Methods: Consenting subjects were randomized to eat a specific number (dose) of asparagus spears. Subjects were asked to report their urinary odor perception for until no noticable odor was perceived on case report forms. Odor perception was reported as a subjective score on a scale of 0-6 (0=no odor to 6=offensive odor). A mixed effect proportional odds K-PD model was used to associate dose with odor scores, and to estimate a t½ for dose received. A mixture model was used to estimate the proportion of responders (PRESP) in terms of perceiving and/or producing the odor in urine. An asparagus dose-response slope parameter was considered in the proportional odds model as additional term.

Results: Data was pooled from a pilot study (n=10; dose 0, 5, 10, 15 spears), and the main study (n=81; dose 0, 3, 6, 9 spears). Out of these 91 subjects, 9 reported no detectable odor. A half-life of 3.9 h (RSE, relative standard error, 44%) was estimated. A dose-response slope term was identified with good precision (22%), and was found to be equal for different score levels. For scores 4 and 5, a single coefficient was estimated due to insufficient data. IIV was estimated for t½ and for baseline variability of the score for responders. IIV on the t½ and baseline parameter was large: 43.4 CV% and 84.3 CV% respectively. PRESP was estimated at 92.4% (RSE 12%). A correlation between age and t½ was present but could not be reliably included in the model.

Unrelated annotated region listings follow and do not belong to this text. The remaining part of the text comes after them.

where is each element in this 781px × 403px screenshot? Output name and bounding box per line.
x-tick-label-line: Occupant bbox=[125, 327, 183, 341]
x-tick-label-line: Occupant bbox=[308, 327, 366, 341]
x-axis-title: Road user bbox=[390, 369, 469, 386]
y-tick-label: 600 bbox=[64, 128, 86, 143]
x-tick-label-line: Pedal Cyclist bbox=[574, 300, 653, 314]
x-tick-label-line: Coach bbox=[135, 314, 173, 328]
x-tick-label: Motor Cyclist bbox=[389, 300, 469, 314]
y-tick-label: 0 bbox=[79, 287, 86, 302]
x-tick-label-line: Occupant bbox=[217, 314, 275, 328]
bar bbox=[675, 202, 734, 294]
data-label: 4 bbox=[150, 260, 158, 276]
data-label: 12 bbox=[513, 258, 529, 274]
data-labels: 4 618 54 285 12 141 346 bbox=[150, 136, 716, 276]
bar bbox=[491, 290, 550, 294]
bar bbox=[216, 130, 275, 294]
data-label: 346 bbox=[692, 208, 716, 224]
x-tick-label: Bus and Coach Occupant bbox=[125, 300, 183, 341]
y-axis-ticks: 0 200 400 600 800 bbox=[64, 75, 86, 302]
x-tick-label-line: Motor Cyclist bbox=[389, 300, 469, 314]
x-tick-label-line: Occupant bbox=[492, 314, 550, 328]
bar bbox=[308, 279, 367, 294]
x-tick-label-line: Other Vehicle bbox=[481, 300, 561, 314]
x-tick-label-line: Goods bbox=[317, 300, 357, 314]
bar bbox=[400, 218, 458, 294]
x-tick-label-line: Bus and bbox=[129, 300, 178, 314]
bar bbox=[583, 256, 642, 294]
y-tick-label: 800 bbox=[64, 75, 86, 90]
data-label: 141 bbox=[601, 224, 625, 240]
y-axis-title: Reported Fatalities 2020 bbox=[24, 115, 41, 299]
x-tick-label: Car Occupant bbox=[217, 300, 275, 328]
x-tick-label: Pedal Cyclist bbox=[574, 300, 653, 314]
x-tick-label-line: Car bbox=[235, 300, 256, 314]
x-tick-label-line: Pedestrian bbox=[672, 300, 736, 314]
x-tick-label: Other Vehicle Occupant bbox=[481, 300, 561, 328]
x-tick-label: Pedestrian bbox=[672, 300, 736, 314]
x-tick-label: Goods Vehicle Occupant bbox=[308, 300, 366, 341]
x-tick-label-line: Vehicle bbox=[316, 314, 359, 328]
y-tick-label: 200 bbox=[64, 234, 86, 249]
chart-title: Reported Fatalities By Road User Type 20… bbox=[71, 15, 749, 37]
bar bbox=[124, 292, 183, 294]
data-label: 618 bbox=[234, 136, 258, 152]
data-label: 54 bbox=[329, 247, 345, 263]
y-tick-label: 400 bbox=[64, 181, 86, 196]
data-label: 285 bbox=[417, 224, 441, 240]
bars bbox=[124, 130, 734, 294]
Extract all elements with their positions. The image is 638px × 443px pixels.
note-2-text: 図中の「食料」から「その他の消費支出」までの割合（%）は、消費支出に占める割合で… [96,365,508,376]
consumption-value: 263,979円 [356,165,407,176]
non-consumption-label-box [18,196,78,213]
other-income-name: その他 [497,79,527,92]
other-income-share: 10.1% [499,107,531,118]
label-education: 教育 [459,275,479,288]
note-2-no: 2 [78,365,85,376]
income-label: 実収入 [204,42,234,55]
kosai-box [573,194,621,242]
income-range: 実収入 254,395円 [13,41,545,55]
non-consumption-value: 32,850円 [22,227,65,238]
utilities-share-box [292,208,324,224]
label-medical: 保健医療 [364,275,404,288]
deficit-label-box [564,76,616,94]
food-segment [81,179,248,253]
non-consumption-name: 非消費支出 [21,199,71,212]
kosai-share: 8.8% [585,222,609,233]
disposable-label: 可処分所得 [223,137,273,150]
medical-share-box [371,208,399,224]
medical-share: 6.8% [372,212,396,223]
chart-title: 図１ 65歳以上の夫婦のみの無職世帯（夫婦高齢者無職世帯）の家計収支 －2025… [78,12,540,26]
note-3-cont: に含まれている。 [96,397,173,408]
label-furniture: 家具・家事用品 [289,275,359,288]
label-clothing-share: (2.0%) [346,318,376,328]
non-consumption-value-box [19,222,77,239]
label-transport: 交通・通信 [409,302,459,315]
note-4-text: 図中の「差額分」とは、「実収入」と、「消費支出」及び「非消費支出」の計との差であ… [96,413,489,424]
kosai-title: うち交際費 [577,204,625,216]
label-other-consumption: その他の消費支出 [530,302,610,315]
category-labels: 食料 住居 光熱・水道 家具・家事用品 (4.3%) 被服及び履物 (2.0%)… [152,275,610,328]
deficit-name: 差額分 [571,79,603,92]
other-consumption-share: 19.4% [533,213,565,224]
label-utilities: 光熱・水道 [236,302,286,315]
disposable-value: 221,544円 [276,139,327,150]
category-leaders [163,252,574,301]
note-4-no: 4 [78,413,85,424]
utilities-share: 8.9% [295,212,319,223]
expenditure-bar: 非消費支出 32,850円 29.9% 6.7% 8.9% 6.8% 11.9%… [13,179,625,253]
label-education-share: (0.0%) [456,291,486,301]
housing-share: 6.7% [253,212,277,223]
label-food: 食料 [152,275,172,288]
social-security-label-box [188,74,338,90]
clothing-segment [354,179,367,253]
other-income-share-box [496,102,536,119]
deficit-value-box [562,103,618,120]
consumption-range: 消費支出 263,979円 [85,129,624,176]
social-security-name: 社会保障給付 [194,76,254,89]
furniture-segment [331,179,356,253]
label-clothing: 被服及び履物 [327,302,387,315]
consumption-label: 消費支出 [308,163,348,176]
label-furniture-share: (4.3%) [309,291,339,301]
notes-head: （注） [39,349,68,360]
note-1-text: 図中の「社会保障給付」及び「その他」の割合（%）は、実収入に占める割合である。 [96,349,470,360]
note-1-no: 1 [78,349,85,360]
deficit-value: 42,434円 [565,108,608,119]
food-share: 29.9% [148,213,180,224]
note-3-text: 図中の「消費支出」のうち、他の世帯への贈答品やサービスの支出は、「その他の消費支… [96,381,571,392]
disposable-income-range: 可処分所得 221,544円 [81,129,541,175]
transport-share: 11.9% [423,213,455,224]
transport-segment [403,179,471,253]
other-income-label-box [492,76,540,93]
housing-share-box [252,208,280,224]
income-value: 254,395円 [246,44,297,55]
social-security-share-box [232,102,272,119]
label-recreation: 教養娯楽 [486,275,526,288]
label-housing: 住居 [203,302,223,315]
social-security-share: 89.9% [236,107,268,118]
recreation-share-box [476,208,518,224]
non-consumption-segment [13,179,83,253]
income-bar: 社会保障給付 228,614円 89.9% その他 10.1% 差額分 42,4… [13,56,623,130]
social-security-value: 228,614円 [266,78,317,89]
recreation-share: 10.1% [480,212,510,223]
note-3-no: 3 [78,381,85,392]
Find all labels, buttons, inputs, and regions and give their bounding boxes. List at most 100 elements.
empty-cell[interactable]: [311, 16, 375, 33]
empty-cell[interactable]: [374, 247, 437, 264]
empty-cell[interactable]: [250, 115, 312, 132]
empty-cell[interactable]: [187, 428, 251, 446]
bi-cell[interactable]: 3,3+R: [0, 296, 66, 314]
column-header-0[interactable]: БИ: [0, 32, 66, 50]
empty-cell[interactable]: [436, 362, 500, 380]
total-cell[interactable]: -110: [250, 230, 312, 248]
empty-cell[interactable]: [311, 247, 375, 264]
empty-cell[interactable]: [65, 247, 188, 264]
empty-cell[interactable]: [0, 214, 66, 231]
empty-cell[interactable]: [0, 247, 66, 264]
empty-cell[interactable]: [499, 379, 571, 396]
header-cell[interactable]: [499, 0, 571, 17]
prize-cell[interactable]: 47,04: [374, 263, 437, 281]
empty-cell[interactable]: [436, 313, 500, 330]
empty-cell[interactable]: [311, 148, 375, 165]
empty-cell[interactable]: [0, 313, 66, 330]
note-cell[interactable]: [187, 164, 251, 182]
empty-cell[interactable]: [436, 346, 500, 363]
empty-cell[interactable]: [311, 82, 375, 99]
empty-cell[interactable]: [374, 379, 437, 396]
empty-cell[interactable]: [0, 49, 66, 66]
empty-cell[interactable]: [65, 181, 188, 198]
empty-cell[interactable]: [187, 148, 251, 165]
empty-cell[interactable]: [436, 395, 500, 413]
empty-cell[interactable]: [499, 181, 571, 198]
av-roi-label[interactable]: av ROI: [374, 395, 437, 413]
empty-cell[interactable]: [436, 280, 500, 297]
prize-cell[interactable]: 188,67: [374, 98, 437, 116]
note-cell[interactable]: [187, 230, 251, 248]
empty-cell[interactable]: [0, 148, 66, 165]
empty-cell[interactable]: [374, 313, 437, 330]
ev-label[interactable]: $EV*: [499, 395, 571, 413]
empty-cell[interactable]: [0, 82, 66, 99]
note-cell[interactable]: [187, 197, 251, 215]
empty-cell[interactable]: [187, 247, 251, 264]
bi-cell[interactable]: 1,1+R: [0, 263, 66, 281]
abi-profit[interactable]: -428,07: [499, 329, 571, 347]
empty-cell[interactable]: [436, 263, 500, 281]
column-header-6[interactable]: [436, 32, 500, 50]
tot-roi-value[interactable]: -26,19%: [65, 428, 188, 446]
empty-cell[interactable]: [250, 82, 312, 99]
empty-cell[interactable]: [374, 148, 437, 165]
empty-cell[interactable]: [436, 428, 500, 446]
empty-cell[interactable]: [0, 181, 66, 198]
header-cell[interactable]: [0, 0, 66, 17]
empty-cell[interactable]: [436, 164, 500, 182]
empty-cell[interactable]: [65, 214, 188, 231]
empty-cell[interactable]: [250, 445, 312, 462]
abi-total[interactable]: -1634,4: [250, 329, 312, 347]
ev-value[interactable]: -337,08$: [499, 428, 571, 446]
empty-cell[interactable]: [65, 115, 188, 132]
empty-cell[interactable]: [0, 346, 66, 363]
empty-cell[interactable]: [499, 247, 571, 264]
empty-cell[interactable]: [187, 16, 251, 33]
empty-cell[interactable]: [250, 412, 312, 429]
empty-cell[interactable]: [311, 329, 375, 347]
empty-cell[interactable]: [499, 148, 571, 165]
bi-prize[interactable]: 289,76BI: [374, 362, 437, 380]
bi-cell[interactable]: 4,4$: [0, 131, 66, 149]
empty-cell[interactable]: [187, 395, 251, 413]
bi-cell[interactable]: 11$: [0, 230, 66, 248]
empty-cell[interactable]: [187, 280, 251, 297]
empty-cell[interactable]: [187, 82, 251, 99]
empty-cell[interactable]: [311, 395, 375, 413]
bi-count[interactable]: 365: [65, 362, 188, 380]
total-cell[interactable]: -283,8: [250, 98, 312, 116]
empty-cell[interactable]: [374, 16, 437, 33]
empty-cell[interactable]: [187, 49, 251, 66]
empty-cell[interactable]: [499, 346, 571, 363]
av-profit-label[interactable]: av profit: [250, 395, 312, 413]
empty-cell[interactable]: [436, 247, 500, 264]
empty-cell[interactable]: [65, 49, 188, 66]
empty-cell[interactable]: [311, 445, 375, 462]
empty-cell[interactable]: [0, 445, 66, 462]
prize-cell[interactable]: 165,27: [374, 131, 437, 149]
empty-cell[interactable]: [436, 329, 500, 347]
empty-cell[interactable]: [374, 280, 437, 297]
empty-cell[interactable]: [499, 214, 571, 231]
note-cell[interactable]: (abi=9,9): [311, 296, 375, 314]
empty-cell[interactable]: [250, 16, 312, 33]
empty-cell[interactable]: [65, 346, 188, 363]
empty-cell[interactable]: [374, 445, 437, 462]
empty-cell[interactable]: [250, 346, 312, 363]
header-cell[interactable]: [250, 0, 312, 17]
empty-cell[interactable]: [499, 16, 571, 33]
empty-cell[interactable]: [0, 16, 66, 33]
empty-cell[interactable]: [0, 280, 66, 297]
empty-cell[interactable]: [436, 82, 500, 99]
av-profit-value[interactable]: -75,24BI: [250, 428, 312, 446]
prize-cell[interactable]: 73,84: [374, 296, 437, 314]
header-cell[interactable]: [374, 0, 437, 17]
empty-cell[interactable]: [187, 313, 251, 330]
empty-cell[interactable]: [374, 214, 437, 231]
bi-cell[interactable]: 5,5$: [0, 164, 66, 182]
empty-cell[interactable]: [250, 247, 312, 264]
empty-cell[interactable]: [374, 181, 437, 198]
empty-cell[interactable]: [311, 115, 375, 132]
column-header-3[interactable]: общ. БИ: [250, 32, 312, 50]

Conlusion: Dose-response dynamics of asparagus urinary odor score and time course data could be adequately characterized using the developed model. There was large IIV in asparagus t½ and baseline score. This study design can be used as a demonstration project for population kinetics studies in many settings including schools. We plan to build a tutorial and an open sourced database with the potential to link results through “crowd sourcing” and allowing other researchers to add their data and build the database.



References:
[1] Drug Metab Dispos. 2001 Apr;29(4 Pt 2):539-43.